A failure by Congress to pass another coronavirus relief measure may damage the economy, a top Federal Reserve official said Wednesday.
“Apart from the course of the virus itself, the most significant downside risk to my outlook would be the failure of additional fiscal support to materialize,” said Fed Gov. Lael Brainard in a speech to the UK-based Society of Professional Economists annual conference.
“Too little support would lead to a slower and weaker recovery,” she added.
Brainard is the only remaining Fed governor who was appointed by President Barack Obama. Speculation has picked up recently that she could be offered a top job if Vice President Joe Biden wins the presidential election on Nov.3.
With its benchmark policy interest rate close to zero, Fed officials think fiscal support is the best medicine for the economy.
Fed Chairman Jerome Powell said earlier this month that there was a greater risk to Congress from doing too little than doing too much.
Talks of a roughly $2 trillion stimulus package continue between Speaker Nancy Pelosi and Treasury Secretary Steven Mnuchin.
White House Chief of Staff Mark Meadows said Tuesday afternoon that the talks would continue because they were making some progress.

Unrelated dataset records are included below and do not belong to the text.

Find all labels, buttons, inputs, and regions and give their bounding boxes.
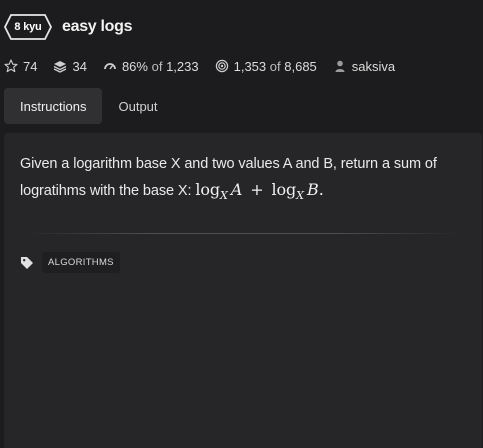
formula-period: . (318, 180, 324, 199)
layers-icon (53, 59, 67, 73)
tag-icon (21, 256, 33, 269)
kata-stats: 74 34 86% of 1,233 1,353 of 8,685 saksiv… (4, 57, 411, 75)
satisfaction-percent: 86% (121, 58, 148, 74)
tag-algorithms[interactable]: ALGORITHMS (42, 252, 120, 273)
tab-output[interactable]: Output (102, 88, 173, 124)
satisfaction-stat: 86% of 1,233 (103, 59, 199, 74)
formula-log-1: log (195, 180, 221, 199)
collections-stat[interactable]: 34 (53, 58, 87, 74)
formula-var-b: B (307, 180, 319, 199)
formula-base-1: X (220, 189, 228, 202)
formula: logX A + logX B. (195, 180, 324, 202)
tab-bar: Instructions Output (4, 88, 174, 124)
satisfaction-total: 1,233 (166, 58, 199, 74)
formula-plus: + (250, 180, 264, 199)
kata-title[interactable]: easy logs (62, 18, 133, 36)
kata-description: Given a logarithm base X and two values … (20, 151, 470, 209)
kata-header: 8 kyu easy logs (4, 12, 133, 42)
description-divider (24, 233, 460, 234)
tag-list: ALGORITHMS (20, 252, 120, 273)
formula-var-a: A (230, 180, 243, 199)
gauge-icon (103, 59, 117, 73)
tab-instructions[interactable]: Instructions (4, 88, 103, 124)
completed-stat: 1,353 of 8,685 (215, 59, 317, 74)
star-icon (4, 59, 18, 73)
rank-label: 8 kyu (14, 21, 42, 33)
instructions-panel: Given a logarithm base X and two values … (4, 133, 482, 448)
formula-base-2: X (296, 189, 304, 202)
stars-count: 74 (23, 58, 38, 74)
completed-count: 1,353 (233, 58, 267, 74)
author-stat[interactable]: saksiva (333, 59, 395, 74)
target-icon (215, 59, 229, 73)
satisfaction-of: of (151, 58, 163, 74)
rank-badge: 8 kyu (4, 13, 52, 41)
user-icon (333, 59, 347, 73)
completed-total: 8,685 (284, 58, 317, 74)
completed-of: of (269, 58, 281, 74)
formula-log-2: log (271, 180, 297, 199)
collections-count: 34 (72, 58, 87, 74)
author-name[interactable]: saksiva (352, 59, 395, 74)
stars-stat[interactable]: 74 (4, 59, 37, 74)
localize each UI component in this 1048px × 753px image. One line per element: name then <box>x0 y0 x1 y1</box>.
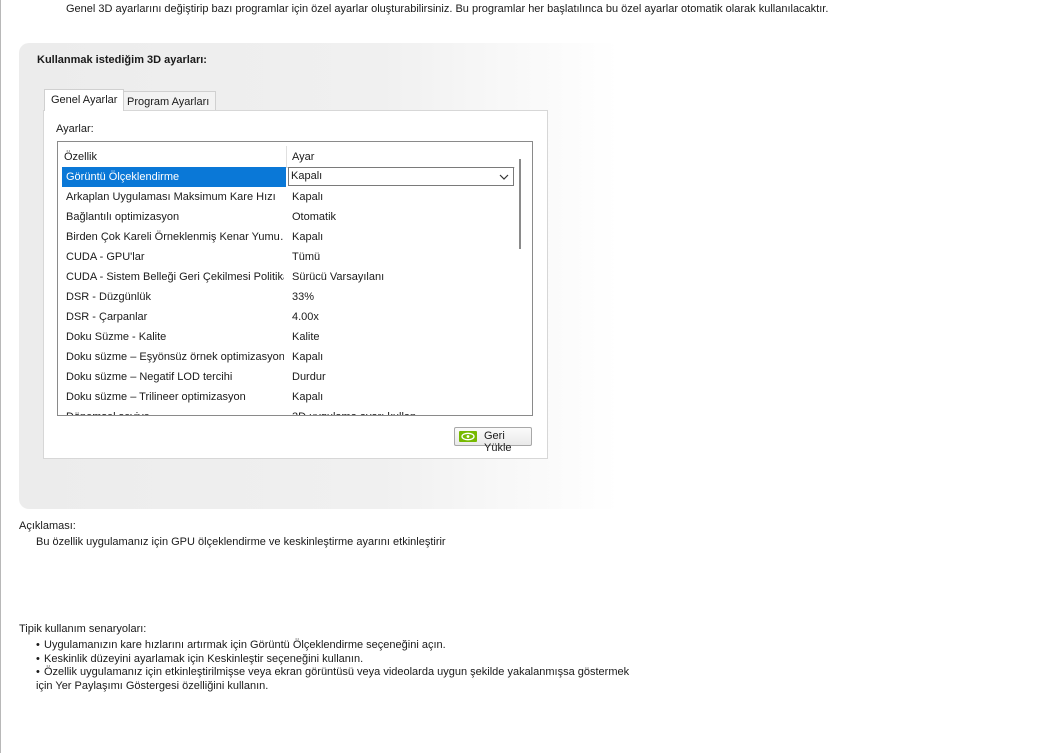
table-row[interactable]: Arkaplan Uygulaması Maksimum Kare Hızı K… <box>62 187 515 207</box>
table-row[interactable]: Doku Süzme - Kalite Kalite <box>62 327 515 347</box>
row-value: Kapalı <box>292 351 324 363</box>
row-feature: Doku Süzme - Kalite <box>66 331 167 343</box>
usage-list: • Uygulamanızın kare hızlarını artırmak i… <box>36 639 629 693</box>
table-row[interactable]: Doku süzme – Trilineer optimizasyon Kapa… <box>62 387 515 407</box>
nvidia-logo-icon <box>459 431 477 442</box>
table-row[interactable]: CUDA - Sistem Belleği Geri Çekilmesi Pol… <box>62 267 515 287</box>
chevron-down-icon <box>499 174 509 180</box>
row-feature: Görüntü Ölçeklendirme <box>62 167 286 187</box>
tab-program-settings[interactable]: Program Ayarları <box>120 91 217 111</box>
row-value: Kapalı <box>292 231 324 243</box>
grid-header: Özellik Ayar <box>62 146 515 168</box>
row-value: 4.00x <box>292 311 319 323</box>
row-value: 33% <box>292 291 315 303</box>
row-feature: Doku süzme – Trilineer optimizasyon <box>66 391 246 403</box>
table-row[interactable]: Doku süzme – Eşyönsüz örnek optimizasyon… <box>62 347 515 367</box>
table-row[interactable]: DSR - Çarpanlar 4.00x <box>62 307 515 327</box>
column-header-setting[interactable]: Ayar <box>292 151 314 163</box>
setting-dropdown[interactable]: Kapalı <box>288 167 514 186</box>
row-value: Durdur <box>292 371 326 383</box>
vertical-scrollbar[interactable] <box>519 159 524 415</box>
list-item: • Uygulamanızın kare hızlarını artırmak i… <box>36 639 446 651</box>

Senate Republicans are split over whether to support another fiscal stimulus measure. Senate Majority Leader Mitch McConnell has urged Trump not to support any stimulus legislation until after the election.
In her remarks, Brainard said she was concerned that the recent improvements in the labor market was likely to slow. She noted that the number of permanent job losers has been rising.
“Targeted” support from Congress could turn the “uneven” recovery into a “broad-based” recovery, Brainard said. Many U.S. households are “cash-constrained,” she said.
“With unemployment and reduced hours likely to persist, many of these households are unlikely to be able to sustain recent levels of consumption without additional fiscal support as well as extended loan forbearance and eviction moratoriums,” she said.
The financial security of displaced workers will depend importantly on whether unemployment benefits will be extended or supplemented – and if this will occur before any remaining savings accrued from earlier coronavirus relief, is exhausted, she added.
Dow futures struggled for direction ahead of the fiscal stimulus talks. The Dow Jones Industrial Average /zigman2/quotes/210598065/realtime DJIA -0.55% rose 113.37 to finish at 28,308.79 on Tuesday.